Journal of Risk
ISSN:
1465-1211 (print)
1755-2842 (online)
Editor-in-chief: Farid AitSahlia
Volume 23, Number 1 (October 2020)
Editor's Letter
LETTER FROM THE EDITOR-IN-CHIEF
Farid AitSahlia
Warrington College of Business, University of Florida
This issue of the Journal of Risk concerns credit risk, particularly the modeling of loss given default; regulatory capital for banks in view of cyclical macroeconomic factors; the impact of monetary uncertainty on equity return volatility; and optimal reinsurance policies from a risk management perspective.
In our first paper, “Modeling loss given default regressions”, Phillip Li, Xiaofei Zhang, and Xinlei Zhao conduct a simulation exercise to control the various aspects affecting the accuracy of current loss given default (LGD) regression models. Their study addresses the lack of discrimination between simple and more sophisticated models despite the fact that LGD distributions tend to be multi modal. Through their approach, the authors find that, if the focus is on expected values, then all the regression models perform similarly. However, if the entire LGD distribution is the object of the analysis, then the more sophisticated models are to be preferred. Most importantly, though, all models are affected significantly when critical variables are omitted or if samples are small, thus cautioning against incomplete models for stress testing.
The second paper, “Bank leverage and core capital adjustment through the macroeconomic cycle,” by Andy Jia-Yuh Yeh, addresses the still evolving discussion regarding the appropriate level of regulatory equity capital for banks. The author’s analysis, consisting of a theoretical model supported by empirical results, shows that current recommendations, which rely on certain macroeconomic risk variates without considering their variance and skewness, lead to a downward capitalization bias. As a consequence, banks, which are typically highly leveraged, should increase their equity capital in a countercyclical fashion to better weather unpredictable downturns.
In “Monetary policy uncertainty and volatility jumps in advanced equity markets”, the third paper in this issue, Elie Bouri, Konstantinos Gkillas, Rangan Gupta, and Clement Kyei propose the use of a nonparametric causality-in-quantile test to explore the link between monetary policy uncertainty and equity return volatility. This study thus offers a stronger evidence of the effect of the former on the latter than that provided by the standard linear Granger causality test.

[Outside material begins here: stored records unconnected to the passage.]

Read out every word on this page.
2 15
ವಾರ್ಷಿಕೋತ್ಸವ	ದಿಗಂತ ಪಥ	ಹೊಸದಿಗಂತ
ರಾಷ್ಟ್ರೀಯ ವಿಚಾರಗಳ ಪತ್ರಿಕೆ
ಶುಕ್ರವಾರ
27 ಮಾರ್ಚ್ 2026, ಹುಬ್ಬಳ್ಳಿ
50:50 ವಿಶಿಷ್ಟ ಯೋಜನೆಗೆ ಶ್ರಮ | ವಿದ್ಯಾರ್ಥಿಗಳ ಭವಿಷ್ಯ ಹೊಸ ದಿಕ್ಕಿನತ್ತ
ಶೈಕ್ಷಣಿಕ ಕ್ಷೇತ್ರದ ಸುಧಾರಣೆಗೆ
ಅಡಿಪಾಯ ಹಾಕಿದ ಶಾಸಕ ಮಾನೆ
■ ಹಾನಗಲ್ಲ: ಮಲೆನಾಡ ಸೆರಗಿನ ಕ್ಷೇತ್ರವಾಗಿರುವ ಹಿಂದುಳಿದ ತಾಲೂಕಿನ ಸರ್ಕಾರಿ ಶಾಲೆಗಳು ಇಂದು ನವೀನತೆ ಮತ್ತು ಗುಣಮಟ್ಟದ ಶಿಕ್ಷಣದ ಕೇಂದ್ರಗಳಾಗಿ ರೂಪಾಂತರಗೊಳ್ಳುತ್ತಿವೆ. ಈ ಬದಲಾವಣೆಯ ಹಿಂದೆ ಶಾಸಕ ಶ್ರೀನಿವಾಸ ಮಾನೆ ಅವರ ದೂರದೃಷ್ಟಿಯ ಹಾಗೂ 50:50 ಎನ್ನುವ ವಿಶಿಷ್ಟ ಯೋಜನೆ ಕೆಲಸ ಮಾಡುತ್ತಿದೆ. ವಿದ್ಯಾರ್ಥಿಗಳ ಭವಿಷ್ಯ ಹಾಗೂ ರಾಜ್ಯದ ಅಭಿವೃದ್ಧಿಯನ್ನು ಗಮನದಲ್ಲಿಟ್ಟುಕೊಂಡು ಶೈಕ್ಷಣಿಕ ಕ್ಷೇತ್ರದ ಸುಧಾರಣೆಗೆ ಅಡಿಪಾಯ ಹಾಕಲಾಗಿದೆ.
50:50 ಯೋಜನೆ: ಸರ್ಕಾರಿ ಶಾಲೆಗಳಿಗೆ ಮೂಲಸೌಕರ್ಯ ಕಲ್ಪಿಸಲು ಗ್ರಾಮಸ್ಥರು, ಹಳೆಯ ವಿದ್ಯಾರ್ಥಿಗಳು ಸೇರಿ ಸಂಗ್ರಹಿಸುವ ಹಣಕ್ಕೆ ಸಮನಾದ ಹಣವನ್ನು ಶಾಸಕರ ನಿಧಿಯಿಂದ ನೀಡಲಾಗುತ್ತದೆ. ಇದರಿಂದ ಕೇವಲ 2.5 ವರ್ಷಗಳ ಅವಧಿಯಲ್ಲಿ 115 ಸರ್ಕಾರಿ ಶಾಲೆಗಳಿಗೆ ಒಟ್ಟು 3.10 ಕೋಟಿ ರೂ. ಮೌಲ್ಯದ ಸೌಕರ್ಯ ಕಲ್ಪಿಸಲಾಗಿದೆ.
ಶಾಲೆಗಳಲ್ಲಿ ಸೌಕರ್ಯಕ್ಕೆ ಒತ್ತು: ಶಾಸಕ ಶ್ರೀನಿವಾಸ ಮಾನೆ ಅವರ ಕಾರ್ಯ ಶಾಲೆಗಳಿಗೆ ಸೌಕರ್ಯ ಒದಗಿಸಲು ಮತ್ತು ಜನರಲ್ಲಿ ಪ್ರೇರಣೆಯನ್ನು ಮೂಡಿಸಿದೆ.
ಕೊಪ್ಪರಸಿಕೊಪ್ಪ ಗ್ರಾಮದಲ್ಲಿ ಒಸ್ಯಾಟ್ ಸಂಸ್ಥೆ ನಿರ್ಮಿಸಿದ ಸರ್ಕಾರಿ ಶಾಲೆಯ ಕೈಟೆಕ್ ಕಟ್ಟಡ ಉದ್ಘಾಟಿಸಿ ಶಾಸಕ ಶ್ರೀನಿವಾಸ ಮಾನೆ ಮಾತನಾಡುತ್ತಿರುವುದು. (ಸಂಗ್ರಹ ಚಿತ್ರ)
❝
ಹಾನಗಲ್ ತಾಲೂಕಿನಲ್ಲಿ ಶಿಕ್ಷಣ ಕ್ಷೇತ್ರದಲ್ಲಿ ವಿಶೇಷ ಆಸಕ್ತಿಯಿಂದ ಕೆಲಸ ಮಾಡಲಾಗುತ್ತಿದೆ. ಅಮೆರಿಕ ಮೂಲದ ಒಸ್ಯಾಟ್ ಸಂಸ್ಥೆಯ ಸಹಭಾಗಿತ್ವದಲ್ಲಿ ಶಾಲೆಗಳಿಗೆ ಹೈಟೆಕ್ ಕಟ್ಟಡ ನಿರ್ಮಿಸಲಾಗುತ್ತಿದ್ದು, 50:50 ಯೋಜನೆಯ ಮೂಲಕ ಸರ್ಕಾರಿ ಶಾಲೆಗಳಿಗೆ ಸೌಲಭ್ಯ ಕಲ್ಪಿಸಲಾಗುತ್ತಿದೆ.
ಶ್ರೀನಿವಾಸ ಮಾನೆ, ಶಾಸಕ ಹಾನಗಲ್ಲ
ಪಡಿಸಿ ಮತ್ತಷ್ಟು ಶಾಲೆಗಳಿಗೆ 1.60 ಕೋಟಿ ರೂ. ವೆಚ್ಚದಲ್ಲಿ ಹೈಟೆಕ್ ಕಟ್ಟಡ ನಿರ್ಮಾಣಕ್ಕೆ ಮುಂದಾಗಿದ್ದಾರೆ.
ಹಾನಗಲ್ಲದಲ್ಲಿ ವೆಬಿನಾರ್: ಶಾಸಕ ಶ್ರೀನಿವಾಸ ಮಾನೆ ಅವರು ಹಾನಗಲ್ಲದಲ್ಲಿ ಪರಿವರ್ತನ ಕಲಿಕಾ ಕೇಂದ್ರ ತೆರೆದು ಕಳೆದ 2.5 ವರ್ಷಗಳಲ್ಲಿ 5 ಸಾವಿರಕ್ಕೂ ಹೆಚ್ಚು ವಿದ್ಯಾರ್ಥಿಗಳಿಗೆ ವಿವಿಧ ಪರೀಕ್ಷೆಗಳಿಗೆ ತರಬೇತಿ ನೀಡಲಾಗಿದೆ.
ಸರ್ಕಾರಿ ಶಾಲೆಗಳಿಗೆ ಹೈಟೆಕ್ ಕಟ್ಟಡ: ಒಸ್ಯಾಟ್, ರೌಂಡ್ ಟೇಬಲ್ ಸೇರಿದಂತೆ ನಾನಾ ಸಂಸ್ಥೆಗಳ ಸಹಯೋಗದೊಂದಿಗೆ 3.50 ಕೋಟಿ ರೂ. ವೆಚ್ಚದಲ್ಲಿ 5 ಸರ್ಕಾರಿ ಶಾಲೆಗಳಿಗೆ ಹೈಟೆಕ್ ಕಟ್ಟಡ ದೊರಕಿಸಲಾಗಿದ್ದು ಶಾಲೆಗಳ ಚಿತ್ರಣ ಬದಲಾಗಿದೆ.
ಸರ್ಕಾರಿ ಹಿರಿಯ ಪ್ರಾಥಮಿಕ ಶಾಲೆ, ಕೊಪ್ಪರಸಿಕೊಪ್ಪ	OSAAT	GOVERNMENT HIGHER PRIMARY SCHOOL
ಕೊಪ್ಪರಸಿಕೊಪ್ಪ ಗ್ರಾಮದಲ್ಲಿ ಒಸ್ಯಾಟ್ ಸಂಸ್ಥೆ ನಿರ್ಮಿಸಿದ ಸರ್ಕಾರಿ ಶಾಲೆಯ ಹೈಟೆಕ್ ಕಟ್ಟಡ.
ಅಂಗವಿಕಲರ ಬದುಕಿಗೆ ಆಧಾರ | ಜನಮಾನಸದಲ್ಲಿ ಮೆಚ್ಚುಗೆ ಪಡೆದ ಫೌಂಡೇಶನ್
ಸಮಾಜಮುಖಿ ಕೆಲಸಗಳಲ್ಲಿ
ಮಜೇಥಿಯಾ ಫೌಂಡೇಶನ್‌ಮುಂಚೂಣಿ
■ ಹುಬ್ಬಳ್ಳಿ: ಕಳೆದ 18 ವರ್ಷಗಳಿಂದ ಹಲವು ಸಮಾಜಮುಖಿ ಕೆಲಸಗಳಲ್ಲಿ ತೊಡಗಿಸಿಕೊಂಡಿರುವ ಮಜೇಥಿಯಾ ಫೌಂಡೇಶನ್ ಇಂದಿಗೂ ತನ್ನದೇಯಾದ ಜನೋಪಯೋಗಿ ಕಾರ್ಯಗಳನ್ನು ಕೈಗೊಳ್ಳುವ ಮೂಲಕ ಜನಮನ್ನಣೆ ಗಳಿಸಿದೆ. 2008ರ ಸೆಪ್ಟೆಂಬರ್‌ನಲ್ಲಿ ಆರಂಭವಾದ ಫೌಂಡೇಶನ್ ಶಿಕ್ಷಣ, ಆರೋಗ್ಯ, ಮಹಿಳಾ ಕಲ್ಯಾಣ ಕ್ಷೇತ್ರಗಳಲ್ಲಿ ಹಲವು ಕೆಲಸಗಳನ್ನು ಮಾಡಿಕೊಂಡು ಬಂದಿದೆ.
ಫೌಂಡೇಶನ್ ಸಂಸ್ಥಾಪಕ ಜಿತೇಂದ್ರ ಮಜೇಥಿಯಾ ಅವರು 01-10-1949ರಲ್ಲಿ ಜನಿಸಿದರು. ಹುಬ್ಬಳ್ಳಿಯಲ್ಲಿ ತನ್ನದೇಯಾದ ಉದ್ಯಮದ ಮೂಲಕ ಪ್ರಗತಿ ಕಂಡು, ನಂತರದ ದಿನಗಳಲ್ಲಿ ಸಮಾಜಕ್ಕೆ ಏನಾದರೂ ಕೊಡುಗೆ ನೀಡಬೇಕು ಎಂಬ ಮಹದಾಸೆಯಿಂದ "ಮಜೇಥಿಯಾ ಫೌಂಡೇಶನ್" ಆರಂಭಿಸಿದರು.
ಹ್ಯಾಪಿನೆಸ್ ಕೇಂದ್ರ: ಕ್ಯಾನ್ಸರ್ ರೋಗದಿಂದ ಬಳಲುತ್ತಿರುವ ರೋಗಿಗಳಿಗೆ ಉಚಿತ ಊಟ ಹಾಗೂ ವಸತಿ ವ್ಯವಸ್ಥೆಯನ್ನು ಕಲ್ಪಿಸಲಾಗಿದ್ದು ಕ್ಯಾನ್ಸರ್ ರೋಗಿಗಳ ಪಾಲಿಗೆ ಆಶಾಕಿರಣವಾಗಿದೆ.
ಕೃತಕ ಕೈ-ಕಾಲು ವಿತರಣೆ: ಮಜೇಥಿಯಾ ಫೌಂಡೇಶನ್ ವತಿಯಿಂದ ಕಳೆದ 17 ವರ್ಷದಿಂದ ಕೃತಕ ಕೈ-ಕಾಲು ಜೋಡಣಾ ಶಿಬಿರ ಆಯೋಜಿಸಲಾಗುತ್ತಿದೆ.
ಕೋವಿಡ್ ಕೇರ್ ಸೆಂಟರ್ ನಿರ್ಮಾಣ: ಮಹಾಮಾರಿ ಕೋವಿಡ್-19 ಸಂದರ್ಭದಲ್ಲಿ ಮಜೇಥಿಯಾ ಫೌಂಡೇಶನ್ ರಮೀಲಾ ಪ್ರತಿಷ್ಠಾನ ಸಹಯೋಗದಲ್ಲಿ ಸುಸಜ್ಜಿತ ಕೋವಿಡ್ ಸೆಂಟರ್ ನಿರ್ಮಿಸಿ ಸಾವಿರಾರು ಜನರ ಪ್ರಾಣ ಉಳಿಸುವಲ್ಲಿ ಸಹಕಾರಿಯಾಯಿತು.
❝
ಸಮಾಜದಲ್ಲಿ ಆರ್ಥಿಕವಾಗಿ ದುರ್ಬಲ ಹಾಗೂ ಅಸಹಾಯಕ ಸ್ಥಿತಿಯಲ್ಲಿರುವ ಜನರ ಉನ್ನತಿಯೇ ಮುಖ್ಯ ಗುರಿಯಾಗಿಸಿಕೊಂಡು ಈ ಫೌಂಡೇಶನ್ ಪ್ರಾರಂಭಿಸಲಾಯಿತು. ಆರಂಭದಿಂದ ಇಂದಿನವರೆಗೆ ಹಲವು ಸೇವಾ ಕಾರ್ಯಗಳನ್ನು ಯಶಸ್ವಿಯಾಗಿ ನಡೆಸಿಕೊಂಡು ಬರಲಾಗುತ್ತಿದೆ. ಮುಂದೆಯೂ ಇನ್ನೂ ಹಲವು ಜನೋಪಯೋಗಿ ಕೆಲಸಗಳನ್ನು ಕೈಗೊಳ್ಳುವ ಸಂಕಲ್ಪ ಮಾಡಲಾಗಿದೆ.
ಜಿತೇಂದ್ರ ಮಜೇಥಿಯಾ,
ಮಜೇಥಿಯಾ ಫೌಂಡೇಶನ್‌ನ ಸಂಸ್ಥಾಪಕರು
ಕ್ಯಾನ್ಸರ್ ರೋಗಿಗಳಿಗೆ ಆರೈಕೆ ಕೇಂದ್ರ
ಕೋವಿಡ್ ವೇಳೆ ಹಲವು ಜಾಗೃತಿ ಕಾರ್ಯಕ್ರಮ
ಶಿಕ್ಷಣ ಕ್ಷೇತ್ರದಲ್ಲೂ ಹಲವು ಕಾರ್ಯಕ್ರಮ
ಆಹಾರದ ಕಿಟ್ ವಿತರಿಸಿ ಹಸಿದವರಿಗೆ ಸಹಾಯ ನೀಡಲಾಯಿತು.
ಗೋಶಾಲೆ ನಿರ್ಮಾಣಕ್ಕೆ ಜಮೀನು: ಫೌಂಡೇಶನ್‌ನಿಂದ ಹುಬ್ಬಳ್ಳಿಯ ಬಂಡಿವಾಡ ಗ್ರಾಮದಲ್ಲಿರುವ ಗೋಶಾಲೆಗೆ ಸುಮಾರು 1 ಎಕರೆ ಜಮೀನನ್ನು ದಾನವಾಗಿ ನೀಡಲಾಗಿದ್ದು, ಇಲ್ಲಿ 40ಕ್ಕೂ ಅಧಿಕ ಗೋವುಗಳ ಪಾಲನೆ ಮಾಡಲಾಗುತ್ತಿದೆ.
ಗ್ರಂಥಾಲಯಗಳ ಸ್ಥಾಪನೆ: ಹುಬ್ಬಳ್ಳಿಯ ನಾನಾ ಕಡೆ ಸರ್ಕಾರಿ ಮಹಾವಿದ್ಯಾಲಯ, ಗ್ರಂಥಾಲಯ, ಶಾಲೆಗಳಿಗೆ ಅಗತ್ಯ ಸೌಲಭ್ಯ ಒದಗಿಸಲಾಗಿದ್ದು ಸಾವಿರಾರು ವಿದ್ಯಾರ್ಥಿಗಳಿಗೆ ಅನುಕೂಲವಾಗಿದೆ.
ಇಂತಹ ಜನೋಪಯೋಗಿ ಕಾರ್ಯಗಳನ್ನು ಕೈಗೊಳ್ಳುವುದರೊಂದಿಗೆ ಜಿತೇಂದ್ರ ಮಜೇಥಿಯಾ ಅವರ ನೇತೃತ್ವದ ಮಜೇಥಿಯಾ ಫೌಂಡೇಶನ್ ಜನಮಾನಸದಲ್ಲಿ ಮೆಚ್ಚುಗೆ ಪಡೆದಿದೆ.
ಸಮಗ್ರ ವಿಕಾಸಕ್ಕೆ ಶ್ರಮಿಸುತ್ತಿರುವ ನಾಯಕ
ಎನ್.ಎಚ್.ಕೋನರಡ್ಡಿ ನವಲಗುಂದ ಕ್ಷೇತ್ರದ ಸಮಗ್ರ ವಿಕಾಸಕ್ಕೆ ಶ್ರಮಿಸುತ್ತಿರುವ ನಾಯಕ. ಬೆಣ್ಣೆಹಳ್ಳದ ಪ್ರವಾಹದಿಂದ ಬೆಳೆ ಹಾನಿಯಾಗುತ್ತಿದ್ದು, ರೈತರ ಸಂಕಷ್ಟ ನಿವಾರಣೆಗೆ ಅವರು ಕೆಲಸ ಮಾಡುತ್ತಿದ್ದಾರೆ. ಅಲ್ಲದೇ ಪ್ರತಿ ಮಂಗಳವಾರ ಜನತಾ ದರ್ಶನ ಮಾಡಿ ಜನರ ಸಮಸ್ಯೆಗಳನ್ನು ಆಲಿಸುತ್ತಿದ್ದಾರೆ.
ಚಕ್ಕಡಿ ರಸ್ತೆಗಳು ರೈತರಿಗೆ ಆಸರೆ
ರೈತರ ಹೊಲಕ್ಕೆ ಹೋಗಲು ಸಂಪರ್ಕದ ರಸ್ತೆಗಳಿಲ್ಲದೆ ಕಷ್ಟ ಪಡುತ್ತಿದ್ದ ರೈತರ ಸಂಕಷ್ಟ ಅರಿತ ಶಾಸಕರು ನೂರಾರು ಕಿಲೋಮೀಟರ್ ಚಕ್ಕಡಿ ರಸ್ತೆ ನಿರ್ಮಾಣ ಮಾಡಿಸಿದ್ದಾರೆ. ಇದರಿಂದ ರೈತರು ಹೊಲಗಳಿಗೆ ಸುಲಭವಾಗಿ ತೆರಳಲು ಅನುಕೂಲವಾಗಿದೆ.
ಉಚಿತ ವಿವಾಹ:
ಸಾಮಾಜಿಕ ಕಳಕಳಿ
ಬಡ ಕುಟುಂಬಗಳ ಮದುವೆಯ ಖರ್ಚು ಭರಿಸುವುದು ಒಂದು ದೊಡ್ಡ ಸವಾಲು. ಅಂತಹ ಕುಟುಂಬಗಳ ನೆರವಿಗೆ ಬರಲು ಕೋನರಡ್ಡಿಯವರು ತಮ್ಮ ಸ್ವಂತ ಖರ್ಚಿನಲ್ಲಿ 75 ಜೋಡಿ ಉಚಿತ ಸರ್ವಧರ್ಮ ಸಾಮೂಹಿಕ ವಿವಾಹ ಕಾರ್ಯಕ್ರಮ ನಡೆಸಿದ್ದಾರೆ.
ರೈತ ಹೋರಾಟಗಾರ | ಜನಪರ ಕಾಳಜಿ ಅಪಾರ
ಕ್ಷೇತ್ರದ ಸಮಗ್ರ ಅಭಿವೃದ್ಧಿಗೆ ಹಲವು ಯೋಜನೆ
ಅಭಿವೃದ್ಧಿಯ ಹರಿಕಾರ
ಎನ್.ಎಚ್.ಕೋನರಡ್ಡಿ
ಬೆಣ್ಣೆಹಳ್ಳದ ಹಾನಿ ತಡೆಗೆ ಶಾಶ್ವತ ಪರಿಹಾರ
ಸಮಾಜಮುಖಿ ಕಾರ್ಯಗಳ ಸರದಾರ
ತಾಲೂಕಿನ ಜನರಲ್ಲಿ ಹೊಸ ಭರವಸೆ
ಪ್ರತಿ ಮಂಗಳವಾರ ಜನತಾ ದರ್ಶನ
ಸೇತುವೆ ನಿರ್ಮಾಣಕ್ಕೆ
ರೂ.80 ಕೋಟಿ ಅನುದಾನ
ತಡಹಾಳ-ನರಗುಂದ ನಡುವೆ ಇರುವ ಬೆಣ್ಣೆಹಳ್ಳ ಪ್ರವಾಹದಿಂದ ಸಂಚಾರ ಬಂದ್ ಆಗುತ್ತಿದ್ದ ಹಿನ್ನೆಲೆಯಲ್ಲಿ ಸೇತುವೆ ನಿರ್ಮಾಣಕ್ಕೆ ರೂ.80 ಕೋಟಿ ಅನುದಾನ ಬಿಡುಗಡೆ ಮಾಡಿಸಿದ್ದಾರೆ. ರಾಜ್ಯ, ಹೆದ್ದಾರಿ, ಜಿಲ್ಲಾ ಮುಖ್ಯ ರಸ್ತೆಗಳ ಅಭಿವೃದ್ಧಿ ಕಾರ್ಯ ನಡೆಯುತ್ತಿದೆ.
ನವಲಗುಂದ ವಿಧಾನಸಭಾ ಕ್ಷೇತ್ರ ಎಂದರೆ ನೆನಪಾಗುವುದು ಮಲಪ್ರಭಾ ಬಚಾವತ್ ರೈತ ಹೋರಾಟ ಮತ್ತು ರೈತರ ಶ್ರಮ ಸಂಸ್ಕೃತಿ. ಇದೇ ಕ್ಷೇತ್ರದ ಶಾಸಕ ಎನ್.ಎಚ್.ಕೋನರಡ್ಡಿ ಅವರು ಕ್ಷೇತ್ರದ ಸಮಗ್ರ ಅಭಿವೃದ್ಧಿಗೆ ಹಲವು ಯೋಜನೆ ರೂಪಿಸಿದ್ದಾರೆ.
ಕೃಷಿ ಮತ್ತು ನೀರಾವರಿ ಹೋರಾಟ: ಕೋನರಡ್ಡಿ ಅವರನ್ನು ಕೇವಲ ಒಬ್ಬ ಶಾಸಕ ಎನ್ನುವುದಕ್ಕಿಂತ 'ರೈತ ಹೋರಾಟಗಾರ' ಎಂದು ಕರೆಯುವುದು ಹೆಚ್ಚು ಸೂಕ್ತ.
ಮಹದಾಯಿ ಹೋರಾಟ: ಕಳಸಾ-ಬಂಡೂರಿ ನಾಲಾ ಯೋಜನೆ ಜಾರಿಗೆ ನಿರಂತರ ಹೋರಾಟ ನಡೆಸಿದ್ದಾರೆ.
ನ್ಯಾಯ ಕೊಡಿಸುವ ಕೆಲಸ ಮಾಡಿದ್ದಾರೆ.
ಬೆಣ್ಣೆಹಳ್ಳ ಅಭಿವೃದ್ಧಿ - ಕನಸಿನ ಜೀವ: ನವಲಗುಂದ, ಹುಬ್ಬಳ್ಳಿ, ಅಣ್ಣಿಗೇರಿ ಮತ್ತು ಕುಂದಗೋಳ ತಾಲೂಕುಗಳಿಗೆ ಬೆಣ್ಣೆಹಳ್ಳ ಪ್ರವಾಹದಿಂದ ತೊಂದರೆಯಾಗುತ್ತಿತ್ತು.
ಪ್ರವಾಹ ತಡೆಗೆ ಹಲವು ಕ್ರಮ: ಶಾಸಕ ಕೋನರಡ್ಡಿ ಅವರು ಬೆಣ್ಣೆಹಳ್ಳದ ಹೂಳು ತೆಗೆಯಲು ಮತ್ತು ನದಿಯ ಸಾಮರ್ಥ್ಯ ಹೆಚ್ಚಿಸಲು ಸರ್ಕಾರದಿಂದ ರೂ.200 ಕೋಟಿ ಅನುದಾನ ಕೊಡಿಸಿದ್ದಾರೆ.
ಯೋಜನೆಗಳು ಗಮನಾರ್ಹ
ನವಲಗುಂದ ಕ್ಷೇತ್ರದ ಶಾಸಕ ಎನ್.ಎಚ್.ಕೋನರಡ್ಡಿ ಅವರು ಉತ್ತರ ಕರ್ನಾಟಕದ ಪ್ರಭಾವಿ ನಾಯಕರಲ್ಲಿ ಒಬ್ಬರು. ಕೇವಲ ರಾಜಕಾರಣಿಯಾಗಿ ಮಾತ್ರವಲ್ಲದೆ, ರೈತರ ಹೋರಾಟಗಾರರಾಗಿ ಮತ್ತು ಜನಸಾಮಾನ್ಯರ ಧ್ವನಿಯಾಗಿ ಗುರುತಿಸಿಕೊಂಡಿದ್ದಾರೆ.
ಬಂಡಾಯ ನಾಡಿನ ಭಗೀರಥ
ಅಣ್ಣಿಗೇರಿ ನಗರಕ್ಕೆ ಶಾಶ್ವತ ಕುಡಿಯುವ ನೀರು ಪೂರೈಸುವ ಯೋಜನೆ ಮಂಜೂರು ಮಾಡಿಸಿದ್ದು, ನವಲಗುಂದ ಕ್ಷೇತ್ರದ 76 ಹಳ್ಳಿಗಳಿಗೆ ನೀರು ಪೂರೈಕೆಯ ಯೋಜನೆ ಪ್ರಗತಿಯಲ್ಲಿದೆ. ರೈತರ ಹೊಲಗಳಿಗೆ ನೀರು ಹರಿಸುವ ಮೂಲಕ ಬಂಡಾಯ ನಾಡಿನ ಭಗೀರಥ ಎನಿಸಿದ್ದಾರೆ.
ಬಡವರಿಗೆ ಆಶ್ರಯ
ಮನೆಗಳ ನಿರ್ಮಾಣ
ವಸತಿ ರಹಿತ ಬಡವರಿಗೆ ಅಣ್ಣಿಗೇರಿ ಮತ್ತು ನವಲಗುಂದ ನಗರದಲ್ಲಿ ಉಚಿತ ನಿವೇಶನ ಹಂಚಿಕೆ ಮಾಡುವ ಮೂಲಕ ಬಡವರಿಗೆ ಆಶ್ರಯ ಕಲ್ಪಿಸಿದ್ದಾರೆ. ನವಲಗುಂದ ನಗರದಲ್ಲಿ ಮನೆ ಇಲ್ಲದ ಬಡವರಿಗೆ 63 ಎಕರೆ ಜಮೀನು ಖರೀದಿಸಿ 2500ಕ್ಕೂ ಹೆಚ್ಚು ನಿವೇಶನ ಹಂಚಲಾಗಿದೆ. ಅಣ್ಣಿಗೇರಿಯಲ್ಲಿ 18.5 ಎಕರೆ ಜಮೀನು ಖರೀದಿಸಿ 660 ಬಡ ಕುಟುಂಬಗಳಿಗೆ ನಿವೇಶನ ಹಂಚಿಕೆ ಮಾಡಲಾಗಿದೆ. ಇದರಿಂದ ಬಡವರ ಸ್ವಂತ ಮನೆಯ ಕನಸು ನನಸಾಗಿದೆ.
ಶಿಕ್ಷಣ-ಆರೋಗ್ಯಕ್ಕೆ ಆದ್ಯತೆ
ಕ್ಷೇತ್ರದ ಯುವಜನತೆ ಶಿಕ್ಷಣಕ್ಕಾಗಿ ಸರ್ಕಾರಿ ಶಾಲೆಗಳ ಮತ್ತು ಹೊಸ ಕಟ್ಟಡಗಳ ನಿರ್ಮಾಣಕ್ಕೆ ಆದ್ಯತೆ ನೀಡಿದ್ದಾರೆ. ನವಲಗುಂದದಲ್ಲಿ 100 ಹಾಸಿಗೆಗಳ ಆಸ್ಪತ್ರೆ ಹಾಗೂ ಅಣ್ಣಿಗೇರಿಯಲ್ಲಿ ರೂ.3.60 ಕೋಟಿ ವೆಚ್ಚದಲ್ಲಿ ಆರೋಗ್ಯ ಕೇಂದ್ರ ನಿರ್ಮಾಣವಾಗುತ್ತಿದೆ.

In our fourth and final paper, “Optimal reinsurance with expectile under Vajda condition”, Yanhong Chen considers the minimization of an insurer’s adjusted liability. The author adopts the combined use of expectiles for risk margin determination, to address coherence and elicitability, and of the so-called Vajda condition, which captures increased retained risk in reinsurance contracts. This approach results, in particular, in optimal loss functions that account for quota share reinsurance and stop-loss reinsurance.
Papers in this issue
Modeling loss given default regressions
The authors investigate the puzzle in the literature that various parametric loss given default (LGD) statistical models perform similarly, by comparing their performance in a simulation framework.
Bank leverage and capital bias adjustment through the macroeconomic cycle
The author assesses the quantitative effects of the recent proposal for more robust bank capital adequacy.
Monetary policy uncertainty and jumps in advanced equity markets
The authors analyze the role of monetary policy uncertainty in predicting jumps in nine advanced equity markets.
Optimal reinsurance with expectile under the Vajda condition
In this paper, the author revisits optimal reinsurance problems by minimizing the adjusted value of the liability of an insurer, which encompasses a risk margin. The risk margin is determined by expectile.